Finland and Sweden have high forest cover and thriving timber industries. Forestry is an important economic activity in both countries. Sweden’s IKEA, for example, is a world-renowned brand with many products made from Scandinavian timber. The population of these two Scandinavian countries is concentrated in urban areas. 85% of Swedes and Finns live in urban areas and most of the remaining land is uninhabited. Most of this desolate land is forest. It is interesting to note that forest ownership in these northern countries is significantly different compared to that seen in tropical countries. 50% of forests in Sweden are family owned, 14% of Swedish forests are state owned and industrial enterprises own 25% of the forests there. In Finland, 61% of forests belong to the private sector and 30% to the state.
The forestry models of these two Scandinavian countries combine conservation and economy. These countries earn income from taxing income from the forestry industry, which can then be used not only for social welfare programs but also for environmental welfare initiatives. As for conservation, more than 10% of forests per country are protected areas where logging is not allowed. However, Scandinavian forestry in non-protected areas tends to follow the responsible reforestation protocols of Sweden and Finland, where planting and harvesting is a continuous cycle. These two Scandinavian countries are also investing in research to make their timber industries and forestry policies ecologically sustainable.

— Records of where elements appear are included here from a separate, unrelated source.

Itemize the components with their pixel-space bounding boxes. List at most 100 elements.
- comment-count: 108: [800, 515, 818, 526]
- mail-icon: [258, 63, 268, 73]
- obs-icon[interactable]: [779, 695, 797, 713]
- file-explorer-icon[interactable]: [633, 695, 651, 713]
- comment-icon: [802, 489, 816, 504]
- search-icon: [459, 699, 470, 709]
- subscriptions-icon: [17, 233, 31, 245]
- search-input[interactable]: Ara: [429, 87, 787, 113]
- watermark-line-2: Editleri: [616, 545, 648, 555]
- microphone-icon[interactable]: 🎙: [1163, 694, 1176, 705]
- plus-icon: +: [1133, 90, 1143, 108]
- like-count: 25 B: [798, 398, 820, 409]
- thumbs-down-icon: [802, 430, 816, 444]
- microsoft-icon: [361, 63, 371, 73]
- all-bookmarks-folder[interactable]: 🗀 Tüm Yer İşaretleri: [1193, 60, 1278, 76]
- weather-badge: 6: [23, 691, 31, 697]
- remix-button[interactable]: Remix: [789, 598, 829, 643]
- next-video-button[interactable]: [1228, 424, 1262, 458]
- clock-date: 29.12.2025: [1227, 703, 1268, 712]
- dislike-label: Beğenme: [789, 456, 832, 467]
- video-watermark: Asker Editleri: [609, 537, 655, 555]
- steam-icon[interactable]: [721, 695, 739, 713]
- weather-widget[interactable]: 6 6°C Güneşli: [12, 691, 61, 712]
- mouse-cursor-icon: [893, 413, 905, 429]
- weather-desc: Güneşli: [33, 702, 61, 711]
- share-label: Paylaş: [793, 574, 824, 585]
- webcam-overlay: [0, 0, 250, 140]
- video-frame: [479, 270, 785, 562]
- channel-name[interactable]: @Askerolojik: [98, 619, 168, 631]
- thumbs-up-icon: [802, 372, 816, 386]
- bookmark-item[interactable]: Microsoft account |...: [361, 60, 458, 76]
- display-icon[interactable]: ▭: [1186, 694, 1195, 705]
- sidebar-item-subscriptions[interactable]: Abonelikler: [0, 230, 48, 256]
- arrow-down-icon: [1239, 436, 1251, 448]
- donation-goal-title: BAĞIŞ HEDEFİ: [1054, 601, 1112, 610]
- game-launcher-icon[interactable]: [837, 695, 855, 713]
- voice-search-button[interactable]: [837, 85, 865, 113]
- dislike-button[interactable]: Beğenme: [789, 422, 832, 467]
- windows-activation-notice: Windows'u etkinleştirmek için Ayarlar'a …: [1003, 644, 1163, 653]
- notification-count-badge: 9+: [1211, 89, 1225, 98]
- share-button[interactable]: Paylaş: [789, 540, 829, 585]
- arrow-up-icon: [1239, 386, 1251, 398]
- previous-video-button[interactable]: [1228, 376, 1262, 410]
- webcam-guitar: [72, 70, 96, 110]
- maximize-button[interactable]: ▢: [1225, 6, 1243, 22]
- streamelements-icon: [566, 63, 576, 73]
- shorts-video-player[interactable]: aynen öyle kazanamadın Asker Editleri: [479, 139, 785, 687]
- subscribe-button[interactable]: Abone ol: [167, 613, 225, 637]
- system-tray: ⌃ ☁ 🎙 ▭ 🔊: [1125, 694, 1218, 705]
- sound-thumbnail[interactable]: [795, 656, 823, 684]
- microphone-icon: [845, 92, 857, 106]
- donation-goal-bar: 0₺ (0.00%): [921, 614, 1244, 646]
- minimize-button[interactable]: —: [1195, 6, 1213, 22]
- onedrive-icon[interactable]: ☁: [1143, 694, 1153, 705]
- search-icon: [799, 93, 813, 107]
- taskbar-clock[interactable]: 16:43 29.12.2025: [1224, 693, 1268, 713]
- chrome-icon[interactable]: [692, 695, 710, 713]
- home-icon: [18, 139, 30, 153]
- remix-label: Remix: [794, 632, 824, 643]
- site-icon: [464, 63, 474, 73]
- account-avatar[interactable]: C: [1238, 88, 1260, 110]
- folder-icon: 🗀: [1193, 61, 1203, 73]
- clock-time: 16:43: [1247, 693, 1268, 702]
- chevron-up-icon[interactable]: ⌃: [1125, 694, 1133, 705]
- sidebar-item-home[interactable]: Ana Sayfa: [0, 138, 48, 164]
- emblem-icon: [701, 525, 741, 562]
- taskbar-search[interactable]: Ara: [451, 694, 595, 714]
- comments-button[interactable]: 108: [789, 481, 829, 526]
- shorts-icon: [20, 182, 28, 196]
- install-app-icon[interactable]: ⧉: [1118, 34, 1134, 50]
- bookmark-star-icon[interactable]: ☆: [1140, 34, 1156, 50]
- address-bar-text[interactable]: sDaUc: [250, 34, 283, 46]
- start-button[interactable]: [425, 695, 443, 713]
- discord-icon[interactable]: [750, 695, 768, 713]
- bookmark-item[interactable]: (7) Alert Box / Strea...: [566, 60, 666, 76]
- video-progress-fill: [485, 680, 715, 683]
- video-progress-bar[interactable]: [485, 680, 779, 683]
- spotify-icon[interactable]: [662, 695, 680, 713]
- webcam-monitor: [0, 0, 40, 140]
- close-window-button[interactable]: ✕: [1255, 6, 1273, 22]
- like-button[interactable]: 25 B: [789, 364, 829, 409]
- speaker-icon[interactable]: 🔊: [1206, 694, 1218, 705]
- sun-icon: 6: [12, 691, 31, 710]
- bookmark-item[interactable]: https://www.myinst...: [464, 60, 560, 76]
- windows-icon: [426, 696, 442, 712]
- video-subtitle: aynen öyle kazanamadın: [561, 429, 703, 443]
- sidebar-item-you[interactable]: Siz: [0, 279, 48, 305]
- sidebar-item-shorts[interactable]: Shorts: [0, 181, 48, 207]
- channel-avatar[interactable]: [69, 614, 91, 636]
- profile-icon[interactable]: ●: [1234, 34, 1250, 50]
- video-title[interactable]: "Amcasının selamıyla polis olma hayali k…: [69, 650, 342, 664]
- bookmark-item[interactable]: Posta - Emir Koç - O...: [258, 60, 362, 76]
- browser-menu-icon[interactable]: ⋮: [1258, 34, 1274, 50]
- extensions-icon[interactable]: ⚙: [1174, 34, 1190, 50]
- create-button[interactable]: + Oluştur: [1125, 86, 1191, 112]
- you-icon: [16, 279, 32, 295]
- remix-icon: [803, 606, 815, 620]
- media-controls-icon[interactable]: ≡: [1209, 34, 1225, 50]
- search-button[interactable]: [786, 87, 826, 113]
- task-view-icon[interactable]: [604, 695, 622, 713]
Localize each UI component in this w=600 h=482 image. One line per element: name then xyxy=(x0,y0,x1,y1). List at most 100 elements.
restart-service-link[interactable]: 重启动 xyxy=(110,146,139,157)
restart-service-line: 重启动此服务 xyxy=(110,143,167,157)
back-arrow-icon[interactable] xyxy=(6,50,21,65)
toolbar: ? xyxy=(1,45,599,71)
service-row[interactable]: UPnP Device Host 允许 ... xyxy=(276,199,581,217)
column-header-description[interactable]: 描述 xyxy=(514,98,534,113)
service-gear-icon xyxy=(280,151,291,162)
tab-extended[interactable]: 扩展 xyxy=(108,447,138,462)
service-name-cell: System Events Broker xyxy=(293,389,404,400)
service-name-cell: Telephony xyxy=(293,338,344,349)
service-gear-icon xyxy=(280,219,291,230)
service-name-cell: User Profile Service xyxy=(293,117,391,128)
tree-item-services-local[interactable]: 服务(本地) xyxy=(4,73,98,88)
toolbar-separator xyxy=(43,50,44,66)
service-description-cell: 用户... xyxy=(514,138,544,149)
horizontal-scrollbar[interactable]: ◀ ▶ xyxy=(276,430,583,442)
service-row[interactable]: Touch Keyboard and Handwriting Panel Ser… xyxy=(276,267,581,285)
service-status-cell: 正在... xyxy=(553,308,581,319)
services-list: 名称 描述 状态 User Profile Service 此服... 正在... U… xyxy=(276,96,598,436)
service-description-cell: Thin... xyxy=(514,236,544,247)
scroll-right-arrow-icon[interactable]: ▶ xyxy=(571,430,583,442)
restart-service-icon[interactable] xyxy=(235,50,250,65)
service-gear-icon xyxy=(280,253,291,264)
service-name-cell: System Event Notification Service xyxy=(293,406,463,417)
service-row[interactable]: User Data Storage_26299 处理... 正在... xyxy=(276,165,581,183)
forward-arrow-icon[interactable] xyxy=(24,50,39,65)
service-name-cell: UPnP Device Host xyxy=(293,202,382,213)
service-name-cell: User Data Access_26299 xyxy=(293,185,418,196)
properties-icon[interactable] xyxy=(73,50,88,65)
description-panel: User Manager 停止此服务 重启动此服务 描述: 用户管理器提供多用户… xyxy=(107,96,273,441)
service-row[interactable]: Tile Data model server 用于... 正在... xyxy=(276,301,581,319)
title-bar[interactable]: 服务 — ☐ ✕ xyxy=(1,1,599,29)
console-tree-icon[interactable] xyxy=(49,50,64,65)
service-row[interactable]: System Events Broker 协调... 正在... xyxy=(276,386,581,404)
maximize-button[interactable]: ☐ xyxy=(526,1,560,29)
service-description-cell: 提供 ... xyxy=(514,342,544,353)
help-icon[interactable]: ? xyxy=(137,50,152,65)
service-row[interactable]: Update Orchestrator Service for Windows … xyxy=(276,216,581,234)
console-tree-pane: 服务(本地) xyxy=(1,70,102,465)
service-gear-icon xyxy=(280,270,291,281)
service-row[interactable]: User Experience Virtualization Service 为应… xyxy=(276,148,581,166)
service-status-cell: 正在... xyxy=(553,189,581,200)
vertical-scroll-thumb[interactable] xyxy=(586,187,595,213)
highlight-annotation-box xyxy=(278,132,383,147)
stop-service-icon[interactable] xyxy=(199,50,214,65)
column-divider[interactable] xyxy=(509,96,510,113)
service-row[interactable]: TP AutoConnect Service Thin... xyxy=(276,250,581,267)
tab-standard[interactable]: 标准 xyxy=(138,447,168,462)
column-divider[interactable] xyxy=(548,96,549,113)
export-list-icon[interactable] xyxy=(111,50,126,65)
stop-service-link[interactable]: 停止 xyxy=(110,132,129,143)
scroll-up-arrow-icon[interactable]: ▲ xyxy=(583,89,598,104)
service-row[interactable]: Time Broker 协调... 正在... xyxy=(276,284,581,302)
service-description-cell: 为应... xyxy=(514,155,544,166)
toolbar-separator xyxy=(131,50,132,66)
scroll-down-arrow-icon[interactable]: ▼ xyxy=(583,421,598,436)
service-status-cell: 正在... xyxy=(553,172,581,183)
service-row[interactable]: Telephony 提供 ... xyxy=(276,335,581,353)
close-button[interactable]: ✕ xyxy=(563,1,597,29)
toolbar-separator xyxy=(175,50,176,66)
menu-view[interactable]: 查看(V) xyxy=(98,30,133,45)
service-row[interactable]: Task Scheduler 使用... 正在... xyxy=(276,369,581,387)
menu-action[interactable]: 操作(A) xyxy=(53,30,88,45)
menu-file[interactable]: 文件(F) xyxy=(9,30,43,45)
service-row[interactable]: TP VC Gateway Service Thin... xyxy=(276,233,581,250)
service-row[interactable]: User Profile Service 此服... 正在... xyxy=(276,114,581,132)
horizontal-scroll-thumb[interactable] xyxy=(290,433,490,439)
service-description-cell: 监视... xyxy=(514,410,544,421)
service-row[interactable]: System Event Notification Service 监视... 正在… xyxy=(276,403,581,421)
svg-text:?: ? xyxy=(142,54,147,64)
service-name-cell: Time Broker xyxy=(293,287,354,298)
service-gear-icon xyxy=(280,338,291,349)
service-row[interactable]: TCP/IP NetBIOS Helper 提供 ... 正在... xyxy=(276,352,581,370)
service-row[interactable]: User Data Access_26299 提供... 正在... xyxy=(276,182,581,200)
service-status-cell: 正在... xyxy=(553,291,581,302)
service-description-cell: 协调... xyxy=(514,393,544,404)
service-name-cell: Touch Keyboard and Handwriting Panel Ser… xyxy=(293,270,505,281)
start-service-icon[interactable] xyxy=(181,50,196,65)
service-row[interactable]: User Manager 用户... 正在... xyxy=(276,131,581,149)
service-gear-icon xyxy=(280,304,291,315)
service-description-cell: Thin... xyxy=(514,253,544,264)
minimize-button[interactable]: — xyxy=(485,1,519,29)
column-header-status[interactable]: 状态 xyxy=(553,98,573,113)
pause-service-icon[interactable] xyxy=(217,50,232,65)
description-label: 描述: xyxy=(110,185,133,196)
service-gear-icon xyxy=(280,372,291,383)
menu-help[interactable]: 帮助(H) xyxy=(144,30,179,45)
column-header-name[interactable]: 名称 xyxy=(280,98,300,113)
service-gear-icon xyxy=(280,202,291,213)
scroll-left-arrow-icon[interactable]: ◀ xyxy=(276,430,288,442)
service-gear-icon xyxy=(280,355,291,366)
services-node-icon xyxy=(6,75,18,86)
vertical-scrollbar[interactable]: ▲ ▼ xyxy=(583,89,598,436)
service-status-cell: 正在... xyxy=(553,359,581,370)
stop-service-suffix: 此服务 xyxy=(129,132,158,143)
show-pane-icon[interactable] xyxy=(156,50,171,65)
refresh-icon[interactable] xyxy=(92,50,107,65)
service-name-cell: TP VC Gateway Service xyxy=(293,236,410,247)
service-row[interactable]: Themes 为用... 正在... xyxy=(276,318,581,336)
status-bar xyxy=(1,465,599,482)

Changes in Forest Cover by Regions
Forest cover is constantly changing, similar to both natural patterns and human activities. Increasing forest cover can occur naturally as forests expand their boundaries into previously bare land. It also happens as a result of afforestation (human activities that plant trees to produce forests where they would not otherwise exist), as in Bahrain, Egypt, and Rwanda. Forest cover may also remain stable, either through the natural regeneration process or as a result of human reforestation following forestry activities.
The increase or stabilization of forest cover occurs mostly in Europe and to a lesser extent in the Near and Far East. The trend in these regions is somewhat mitigating the devastating effects of deforestation still occurring in Central America, South America and Africa.
Forest areas naturally decrease when disasters such as forest fires and volcanic activities destroy forests. However, the most common cause of forest loss is by far human activities. Deforestation is causing rapid deforestation near the coasts of Central America, the Amazon Basin, the Congo Basin, and West Africa.
Between 2000 and 2010, deforestation reduced global forest cover by an astonishing 13 million hectares. Deforestation reduces the world’s carbon sinks by acting as a catalyst for ongoing climate change. Decreased forest cover also causes loss of catchment areas, which can cause worse flooding in the wet season, more severe droughts in the dry season, and soil erosion, always due to water and wind.